The solution is obviously a mature one. While it can do quite a lot out of the box with little effort, the granular capabilities exist to handle any situation you could come up with. It is also well documented with a thorough explanation of how things work with helpful examples. Both the comprehensive coverage of actions, scopes and variables, and its detailed documentation are the type of thing that only come together over a long period with lots of customer feedback. This is version 10 of Scense which was first introduced in 2015. With over 100 customers managing over 250,000 clients, Scense has evolved to a very competitive solution.

  • Applications can be made available instantly, but won’t take the bandwidth or processing time to be installed until the user takes an action to make use of it
  • Great for mixed environments where you may have fat clients and thin clients, multiple versions of Windows, or even multiple application types (MSI, AppV, ThinApp, etc.). From the user’s perspective, it just works with no need to be aware of how.
  • You can specify predefined application settings which are loaded before user logon.
  • Logon time metrics are captured and reported for users and computers. Average logon time, logon script time, profile load time, total time, average logoff time, etc. This is invaluable for a system that by its nature will impact user logon and logoff times and it is refreshing to see this product be proactive in collecting data you’ll need to confirm or deflect accusations surrounding logon times.
    • It also lets you specify tasks as delayed actions, to have it postponed, such as in the scanning of assets to help typical impact it can have on logon times.

Where things could be improved

As Scense provides a feature rich and mature solution, I found it challenging to come up with areas where Scense could benefit from improvement. That said, here are the couple that revealed themselves to me…

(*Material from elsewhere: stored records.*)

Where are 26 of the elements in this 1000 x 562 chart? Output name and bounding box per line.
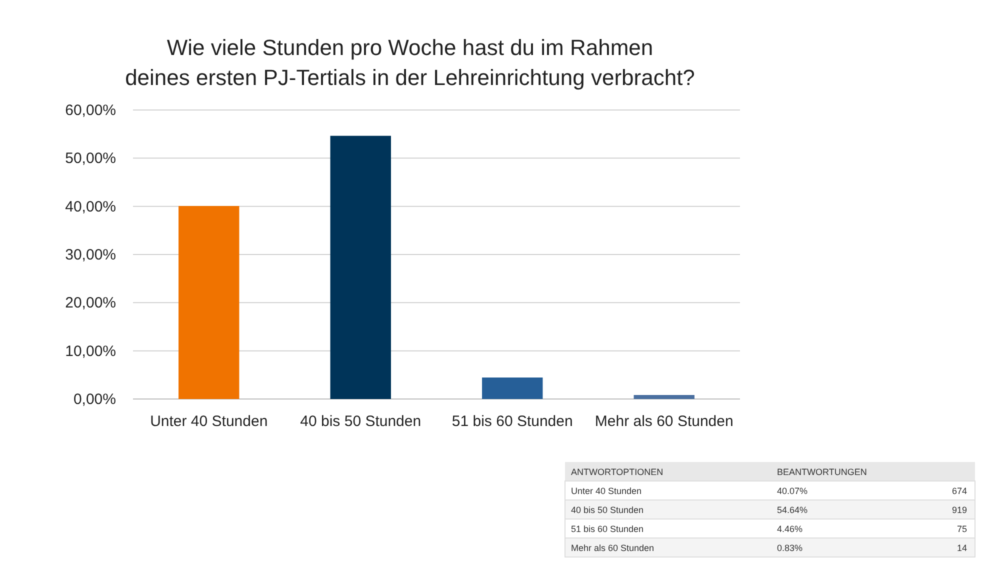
category-label: Unter 40 Stunden — [571, 486, 642, 496]
category-label: Mehr als 60 Stunden — [571, 543, 654, 553]
y-tick-label: 0,00% — [73, 391, 116, 408]
text: 40.07% — [777, 486, 808, 496]
category-label: 40 bis 50 Stunden — [571, 505, 644, 515]
y-tick-label: 40,00% — [65, 198, 116, 216]
text: 919 — [952, 505, 967, 515]
y-tick-label: 50,00% — [65, 150, 116, 168]
text: 14 — [956, 543, 967, 553]
chart-title: Wie viele Stunden pro Woche hast du im Rahmen deines ersten PJ-Tertials in der Lehreinrichtung verbracht? — [125, 35, 695, 90]
x-tick-label: 51 bis 60 Stunden — [452, 413, 573, 430]
text: 674 — [952, 486, 967, 496]
y-tick-label: 60,00% — [65, 102, 116, 119]
category-label: 51 bis 60 Stunden — [571, 524, 644, 534]
text: BEANTWORTUNGEN — [777, 467, 867, 477]
y-tick-label: 30,00% — [65, 246, 116, 264]
text: 54.64% — [777, 505, 808, 515]
text: ANTWORTOPTIONEN — [571, 467, 664, 477]
text: 4.46% — [777, 524, 803, 534]
x-tick-label: Unter 40 Stunden — [150, 413, 268, 430]
x-tick-label: Mehr als 60 Stunden — [594, 413, 734, 430]
text: 0.83% — [777, 543, 803, 553]
text: 75 — [956, 524, 967, 534]
y-tick-label: 10,00% — [65, 342, 116, 360]
y-tick-label: 20,00% — [65, 294, 116, 312]
x-tick-label: 40 bis 50 Stunden — [300, 413, 422, 430]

  • While the Scense Client provides a place to see which application are available and which are presently installed, it does not currently offer an enterprise application store interface. Leveraging images and a more familiar store/cart interface could help the system to be more user friendly for end users.
  • Monitoring is possible but it is not enabled by default. I think it would be beneficial for monitoring to be a default capability enabled for all managed applications. Most of the reports provided rely on this data which is not available unless manually enabled on a per-application basis. The drawback of monitoring too many applications is the amount of data generated, but I believe a shorter default retention period could mitigate the impact of the database.
    • It is the position of Appixoft that you should only do things that are needed. So, to enable things by default should primarily benefit the End-user. In case of Monitoring, and to some degree Live Profiles the suggest it much more about the administrator and that you should only monitor applications which need to be monitored. The same goes for the profiles: a large group of applications do not need to be profiled at all. In practice, it works fine the way the default is.
  • While the solution is well documented, contextual help is not provided within the product. It would be great to jump to relevant content based on where you are in Scense Explorer. It would also be nice to see inline help such as to define things like Site Parameters, which while they have friendly names, can be unclear as to what their corresponding values mean without looking them up.
  • As with most such solutions, I feel that some community enablement within the product could help users to crowd-source certain information and provide peer-to-peer assistance facing common challenges.
  • Reports are provided via a separate application from Scense Explorer. There are many reports available, and results can be exported, but you cannot easily create or customize your own reports.
    • You can modify the registry to add additional “Add” and “Remove” report options and can use Crystal Reports software to modify RPT files for custom reporting.